Alex Bocock ’90 says Hornbarger, who attended Princeton on an Army ROTC scholarship, was perhaps the smartest person he knew at school. Camillos remembers a professor in a Buddhism class proclaiming Hornbarger’s paper the best he had ever read.

“We were all chuckling,” Camillos says, “because Chris probably wrote that in a night.”

Growing up in Melrose, Massachusetts, Hornbarger was chided by the crossing guard for reading as he walked to school. The intellectual curiosity came with rigor and precision. “Chris was very, very attention-to-detail-oriented; he was about standards; he was about the team being trained and ready,” says retired Capt. Ernie Bueno, who served with Hornbarger at Fort Drum, New York.

When Hornbarger wrote evaluations, “He could write a book about any individual,” Bueno adds. “He had such a superb memory and such a way with words. It was a gift for him.”

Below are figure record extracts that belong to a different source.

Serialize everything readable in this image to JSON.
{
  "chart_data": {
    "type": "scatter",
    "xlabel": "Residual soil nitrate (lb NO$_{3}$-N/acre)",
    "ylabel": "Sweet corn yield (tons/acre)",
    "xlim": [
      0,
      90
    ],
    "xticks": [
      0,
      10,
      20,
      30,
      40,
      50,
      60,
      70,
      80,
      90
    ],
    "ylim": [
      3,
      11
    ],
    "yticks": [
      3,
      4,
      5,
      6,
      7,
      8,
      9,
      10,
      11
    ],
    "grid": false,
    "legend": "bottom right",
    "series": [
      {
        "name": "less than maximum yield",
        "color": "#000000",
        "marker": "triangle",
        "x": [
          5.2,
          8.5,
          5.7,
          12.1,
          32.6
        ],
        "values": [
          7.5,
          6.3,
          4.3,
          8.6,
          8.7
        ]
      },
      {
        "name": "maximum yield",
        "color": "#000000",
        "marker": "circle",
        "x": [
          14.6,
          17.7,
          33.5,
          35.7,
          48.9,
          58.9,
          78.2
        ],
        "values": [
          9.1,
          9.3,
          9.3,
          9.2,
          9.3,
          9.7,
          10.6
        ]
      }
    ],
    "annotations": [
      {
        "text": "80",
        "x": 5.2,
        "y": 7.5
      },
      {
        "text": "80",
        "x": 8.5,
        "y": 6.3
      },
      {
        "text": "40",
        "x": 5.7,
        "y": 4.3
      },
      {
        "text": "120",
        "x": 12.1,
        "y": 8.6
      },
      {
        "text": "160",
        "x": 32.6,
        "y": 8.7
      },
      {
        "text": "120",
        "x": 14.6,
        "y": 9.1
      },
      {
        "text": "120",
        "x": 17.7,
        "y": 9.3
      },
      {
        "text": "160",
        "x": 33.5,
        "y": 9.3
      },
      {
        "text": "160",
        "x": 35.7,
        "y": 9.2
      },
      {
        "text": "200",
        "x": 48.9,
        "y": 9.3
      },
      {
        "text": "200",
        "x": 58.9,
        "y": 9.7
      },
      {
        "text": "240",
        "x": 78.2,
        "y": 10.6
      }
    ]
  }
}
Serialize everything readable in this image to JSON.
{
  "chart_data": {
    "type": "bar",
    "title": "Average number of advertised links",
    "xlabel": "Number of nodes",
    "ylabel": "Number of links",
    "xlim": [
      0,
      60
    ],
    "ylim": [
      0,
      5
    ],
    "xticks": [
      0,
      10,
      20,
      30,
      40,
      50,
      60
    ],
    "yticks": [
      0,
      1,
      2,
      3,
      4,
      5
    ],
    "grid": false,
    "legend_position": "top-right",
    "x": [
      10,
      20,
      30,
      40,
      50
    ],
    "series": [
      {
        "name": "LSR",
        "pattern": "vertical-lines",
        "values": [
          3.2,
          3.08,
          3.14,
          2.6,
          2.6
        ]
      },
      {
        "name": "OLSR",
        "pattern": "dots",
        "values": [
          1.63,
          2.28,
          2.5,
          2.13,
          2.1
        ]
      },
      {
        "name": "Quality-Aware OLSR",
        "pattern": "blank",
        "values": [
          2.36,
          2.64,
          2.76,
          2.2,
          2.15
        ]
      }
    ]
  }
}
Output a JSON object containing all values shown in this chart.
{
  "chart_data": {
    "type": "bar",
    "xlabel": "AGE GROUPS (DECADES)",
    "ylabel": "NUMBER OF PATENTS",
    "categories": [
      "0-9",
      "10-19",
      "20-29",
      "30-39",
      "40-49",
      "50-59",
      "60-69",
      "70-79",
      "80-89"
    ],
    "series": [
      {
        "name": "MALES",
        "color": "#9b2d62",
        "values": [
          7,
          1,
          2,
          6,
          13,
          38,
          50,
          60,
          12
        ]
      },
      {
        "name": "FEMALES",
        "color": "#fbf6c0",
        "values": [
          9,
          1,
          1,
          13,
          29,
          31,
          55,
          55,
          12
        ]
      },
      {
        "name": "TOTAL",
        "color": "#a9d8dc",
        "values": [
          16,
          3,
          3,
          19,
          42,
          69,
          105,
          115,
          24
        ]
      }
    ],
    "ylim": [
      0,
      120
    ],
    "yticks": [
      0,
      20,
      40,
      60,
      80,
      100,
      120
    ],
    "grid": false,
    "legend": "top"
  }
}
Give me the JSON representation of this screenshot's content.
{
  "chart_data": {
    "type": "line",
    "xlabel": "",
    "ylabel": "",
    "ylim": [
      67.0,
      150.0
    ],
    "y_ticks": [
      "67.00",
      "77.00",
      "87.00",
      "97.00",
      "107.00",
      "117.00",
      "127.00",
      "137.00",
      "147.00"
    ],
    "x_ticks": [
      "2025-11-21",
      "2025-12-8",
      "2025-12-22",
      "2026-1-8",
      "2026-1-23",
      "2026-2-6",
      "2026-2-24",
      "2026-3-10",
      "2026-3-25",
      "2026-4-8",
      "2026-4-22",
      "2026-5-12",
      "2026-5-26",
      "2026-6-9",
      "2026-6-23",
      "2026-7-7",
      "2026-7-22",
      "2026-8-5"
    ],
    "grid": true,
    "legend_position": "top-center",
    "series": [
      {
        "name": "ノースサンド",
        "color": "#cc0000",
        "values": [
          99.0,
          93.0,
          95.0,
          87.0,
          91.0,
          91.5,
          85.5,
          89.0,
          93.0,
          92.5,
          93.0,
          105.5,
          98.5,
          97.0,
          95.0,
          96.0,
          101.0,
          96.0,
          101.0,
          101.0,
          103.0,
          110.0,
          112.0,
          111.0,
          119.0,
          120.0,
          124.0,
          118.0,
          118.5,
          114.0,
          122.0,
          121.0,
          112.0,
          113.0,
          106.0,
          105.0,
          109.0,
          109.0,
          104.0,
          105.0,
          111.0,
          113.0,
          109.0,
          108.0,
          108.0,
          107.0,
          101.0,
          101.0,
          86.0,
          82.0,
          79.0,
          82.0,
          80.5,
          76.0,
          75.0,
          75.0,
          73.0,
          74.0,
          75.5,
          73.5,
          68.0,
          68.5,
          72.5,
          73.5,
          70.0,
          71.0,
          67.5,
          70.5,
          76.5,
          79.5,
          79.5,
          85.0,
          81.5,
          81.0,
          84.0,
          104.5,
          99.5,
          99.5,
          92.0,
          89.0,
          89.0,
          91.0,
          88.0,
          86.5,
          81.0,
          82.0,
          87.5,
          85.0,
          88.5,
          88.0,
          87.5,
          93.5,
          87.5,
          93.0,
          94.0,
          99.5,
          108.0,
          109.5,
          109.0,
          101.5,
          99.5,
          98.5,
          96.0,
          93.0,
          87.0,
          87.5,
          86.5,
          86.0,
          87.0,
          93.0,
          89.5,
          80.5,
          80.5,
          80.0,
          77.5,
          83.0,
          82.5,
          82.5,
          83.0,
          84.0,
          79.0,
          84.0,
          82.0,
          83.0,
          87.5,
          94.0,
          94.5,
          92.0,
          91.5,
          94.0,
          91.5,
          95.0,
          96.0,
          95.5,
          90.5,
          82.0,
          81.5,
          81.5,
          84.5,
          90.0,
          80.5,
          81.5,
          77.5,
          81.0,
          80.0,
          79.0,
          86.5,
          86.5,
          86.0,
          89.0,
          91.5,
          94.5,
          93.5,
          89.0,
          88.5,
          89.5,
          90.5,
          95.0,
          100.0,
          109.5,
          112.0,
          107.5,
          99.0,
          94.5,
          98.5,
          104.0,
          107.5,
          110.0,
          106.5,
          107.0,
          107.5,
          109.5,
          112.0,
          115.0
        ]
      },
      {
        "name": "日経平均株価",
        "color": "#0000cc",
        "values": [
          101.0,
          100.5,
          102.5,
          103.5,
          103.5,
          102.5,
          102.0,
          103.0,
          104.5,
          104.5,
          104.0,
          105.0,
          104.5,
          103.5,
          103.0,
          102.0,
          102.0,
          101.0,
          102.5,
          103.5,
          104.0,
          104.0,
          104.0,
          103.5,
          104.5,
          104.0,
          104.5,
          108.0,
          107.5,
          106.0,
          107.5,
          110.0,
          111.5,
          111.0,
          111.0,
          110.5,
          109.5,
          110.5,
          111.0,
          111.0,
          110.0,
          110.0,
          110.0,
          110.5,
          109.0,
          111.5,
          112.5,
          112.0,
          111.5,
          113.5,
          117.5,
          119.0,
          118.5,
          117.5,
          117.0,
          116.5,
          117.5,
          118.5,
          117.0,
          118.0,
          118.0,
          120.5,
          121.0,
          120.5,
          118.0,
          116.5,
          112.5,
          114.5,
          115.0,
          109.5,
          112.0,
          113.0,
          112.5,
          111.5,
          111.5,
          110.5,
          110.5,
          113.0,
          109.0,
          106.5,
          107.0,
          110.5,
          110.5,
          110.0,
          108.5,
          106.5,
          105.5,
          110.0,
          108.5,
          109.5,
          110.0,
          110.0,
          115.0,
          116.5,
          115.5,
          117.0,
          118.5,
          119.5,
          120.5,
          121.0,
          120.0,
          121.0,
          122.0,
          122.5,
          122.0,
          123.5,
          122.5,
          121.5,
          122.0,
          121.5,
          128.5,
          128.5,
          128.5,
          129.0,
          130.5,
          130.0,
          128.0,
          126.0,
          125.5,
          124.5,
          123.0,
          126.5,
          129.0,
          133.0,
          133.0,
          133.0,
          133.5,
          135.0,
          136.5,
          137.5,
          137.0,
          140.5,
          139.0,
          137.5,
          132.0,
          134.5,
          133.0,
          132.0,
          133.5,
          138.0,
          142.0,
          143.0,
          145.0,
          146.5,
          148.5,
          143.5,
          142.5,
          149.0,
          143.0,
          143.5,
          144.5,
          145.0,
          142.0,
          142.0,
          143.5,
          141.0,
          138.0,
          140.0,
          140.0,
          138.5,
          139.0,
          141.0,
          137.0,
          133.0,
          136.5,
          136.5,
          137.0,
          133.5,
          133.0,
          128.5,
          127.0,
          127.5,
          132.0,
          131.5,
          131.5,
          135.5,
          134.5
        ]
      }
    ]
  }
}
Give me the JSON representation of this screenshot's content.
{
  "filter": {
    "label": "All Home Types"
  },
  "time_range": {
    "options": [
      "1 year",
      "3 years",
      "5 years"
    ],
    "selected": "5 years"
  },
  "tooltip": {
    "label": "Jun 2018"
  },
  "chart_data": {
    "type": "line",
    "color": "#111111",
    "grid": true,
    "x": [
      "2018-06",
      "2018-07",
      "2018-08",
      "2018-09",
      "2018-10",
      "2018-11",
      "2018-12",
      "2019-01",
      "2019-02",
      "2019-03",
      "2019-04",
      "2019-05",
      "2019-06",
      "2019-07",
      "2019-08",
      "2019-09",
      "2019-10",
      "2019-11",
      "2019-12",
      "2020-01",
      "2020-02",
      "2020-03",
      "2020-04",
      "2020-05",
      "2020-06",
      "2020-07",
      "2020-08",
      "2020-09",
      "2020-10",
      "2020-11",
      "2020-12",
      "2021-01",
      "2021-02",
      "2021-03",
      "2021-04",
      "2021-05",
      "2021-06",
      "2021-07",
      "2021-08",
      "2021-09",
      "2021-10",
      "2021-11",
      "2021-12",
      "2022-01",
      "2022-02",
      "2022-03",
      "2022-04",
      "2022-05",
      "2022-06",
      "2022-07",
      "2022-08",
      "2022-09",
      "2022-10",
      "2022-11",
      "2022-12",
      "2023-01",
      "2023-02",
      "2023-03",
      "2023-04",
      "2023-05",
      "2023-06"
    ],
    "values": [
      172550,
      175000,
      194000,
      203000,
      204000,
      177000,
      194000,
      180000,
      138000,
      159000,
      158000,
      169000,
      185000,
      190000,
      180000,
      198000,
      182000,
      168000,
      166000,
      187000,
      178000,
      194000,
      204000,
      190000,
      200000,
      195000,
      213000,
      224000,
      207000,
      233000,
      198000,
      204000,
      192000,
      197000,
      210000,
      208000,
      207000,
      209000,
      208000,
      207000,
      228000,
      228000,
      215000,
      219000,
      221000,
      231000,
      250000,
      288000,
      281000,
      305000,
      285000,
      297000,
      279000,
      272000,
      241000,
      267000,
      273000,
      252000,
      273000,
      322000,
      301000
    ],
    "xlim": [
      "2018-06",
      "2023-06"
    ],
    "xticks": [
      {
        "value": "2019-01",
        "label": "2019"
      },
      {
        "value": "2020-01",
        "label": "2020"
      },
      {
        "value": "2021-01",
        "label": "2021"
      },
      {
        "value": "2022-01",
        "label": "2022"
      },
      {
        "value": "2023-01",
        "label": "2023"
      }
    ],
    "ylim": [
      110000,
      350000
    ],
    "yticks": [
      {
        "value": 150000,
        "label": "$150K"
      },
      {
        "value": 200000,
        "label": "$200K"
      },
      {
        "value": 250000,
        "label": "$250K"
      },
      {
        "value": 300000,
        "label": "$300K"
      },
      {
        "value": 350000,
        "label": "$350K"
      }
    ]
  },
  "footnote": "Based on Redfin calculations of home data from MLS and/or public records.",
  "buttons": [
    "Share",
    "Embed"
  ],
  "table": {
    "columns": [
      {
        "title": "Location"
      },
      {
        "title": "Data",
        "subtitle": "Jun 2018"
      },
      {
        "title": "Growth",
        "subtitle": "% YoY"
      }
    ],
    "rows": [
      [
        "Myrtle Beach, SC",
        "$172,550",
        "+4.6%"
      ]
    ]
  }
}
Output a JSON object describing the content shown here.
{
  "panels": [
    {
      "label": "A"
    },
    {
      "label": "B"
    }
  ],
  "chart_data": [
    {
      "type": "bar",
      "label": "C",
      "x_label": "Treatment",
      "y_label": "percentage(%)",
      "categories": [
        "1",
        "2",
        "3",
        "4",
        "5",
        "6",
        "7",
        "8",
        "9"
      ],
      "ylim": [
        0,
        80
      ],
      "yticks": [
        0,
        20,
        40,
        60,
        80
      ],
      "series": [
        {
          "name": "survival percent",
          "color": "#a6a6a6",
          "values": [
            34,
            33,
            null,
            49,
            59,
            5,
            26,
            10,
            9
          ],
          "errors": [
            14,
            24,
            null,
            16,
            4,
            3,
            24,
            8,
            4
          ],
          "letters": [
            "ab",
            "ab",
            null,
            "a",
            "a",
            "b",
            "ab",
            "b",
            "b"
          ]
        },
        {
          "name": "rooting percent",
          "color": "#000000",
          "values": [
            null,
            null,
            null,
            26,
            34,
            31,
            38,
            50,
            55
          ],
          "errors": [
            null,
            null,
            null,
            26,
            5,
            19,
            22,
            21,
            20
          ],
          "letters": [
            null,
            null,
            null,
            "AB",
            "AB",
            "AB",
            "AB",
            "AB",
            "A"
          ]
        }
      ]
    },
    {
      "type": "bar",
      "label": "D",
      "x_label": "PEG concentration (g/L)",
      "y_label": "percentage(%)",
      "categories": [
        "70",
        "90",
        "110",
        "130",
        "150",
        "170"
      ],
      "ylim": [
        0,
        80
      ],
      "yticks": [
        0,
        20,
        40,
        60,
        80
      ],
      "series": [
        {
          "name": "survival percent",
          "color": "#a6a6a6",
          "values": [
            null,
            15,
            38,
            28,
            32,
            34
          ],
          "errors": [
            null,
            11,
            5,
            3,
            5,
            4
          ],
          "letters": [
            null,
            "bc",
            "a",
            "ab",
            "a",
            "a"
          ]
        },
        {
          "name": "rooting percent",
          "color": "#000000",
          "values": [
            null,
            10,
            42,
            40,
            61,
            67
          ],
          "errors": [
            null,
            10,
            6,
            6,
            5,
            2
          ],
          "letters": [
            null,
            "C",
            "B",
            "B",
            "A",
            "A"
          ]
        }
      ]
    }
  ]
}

Army life exacted a mental and physical toll, his wife says. He battled bipolar disorder. The threat of death hovered. Hornbarger was at work in the the Pentagon when it was attacked on Sept. 11, 2001. When he was stationed in Iraq, Beth talked to her husband as missiles whistled in the background.

Retirement allowed him to finally focus on family. The Hornbargers settled in Watertown, New York, Beth’s hometown, where he became the executive system administrator of her high school, Immaculate Heart Central School. Hornbarger loved everything about being a dad, his wife says, whether it was reviewing homework, organizing a hike, or extolling an article he had read in National Geographic.

When Hornbarger took a job with the Department of Veterans Affairs at the San Francisco VA Health Care System in 2016, he worked from home and, eventually, settled into a life with Beth as empty nesters.

Every day at 5 p.m., he’d call her at work and ask what she wanted for dinner. On the day he died of a heart attack, that call never came. Beth tried her husband’s cell and felt sick.

Hornbarger’s time at Princeton swelled with promise. His time in the military saw it fulfilled, but “family,” his wife says, “was everything to him.”

Pete Croatto is a freelance journalist based just outside Ithaca, New York.